Distributions are available for every hour, offering 8,760 unique snapshots per year—each one a detailed picture of climatic behavior across decades.

Inputs​

The API accepts the following parameters:

  • start_time: The start time for historical data.

  • end_time: The end time for historical data.

  • Latitude: The geographical latitude for the location.

  • Longitude: The geographical longitude for the location.

  • Variable: The climatic variable for analysis.

Interactive Endpoint​

You can access and interact with the API endpoints using our API Endpoint Directory.

Example Use Case: Zurich’s Temperature and Cloud Cover Profiles​

Let’s take Zurich as an example.

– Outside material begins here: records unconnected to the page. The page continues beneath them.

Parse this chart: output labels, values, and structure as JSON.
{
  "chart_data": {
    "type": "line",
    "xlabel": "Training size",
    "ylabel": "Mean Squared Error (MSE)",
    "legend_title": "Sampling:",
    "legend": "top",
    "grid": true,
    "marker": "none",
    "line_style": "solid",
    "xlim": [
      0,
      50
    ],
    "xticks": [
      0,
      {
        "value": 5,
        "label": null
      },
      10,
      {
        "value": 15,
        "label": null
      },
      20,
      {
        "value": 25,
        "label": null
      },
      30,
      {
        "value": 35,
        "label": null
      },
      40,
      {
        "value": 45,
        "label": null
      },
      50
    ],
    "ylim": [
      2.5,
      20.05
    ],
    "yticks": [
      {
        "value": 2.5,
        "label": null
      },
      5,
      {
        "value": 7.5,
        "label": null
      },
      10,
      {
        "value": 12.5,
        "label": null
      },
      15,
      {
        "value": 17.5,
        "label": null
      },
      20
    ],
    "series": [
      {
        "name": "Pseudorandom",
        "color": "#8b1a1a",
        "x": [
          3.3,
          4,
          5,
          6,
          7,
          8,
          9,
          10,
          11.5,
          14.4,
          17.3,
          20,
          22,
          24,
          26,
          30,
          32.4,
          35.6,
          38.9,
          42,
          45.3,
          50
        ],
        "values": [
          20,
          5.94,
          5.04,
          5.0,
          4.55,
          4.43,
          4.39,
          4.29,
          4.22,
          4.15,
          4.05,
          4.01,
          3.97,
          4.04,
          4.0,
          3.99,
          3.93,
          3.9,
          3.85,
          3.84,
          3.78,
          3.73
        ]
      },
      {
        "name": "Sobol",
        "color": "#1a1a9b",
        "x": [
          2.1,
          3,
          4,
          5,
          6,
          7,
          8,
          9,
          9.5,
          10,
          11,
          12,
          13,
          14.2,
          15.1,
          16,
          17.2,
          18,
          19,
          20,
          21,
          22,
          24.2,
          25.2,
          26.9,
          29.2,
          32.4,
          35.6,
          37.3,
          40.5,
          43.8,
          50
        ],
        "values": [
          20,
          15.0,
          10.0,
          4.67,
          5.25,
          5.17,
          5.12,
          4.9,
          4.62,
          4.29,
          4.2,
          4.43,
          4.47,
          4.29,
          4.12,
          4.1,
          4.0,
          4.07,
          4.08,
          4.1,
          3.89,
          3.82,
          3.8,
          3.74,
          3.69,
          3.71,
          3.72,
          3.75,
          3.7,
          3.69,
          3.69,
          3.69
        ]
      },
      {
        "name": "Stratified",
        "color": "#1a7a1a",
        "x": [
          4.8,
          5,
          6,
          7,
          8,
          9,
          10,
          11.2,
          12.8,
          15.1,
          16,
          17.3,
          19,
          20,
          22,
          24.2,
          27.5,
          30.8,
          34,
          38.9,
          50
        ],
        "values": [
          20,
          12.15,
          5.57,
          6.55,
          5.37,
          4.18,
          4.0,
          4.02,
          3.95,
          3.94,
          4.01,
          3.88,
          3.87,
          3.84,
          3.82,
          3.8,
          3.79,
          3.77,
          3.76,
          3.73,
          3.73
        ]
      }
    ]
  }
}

What does the temperature distribution look like throughout the year? How do the months differ? Here, the API shines, offering detailed temperature distributions for every hour of the year, based on a 30-year average.

 

Visualizing Yearly Temperature Patterns​

Yearly Temperature Distribution Displayed in Kelvin, this visualization reveals the ebb and flow of Zurich's temperature throughout the year—valuable for both granular and broad-scale analyses.

 

Extracting Actionable Insights​

Hourly Temperature Distribution The real value emerges when dissecting the hourly temperature distributions. This data can empower Monte Carlo simulations, risk assessments, or bootstrap statistical predictions, providing the backbone for both climate modeling and decision-making tools.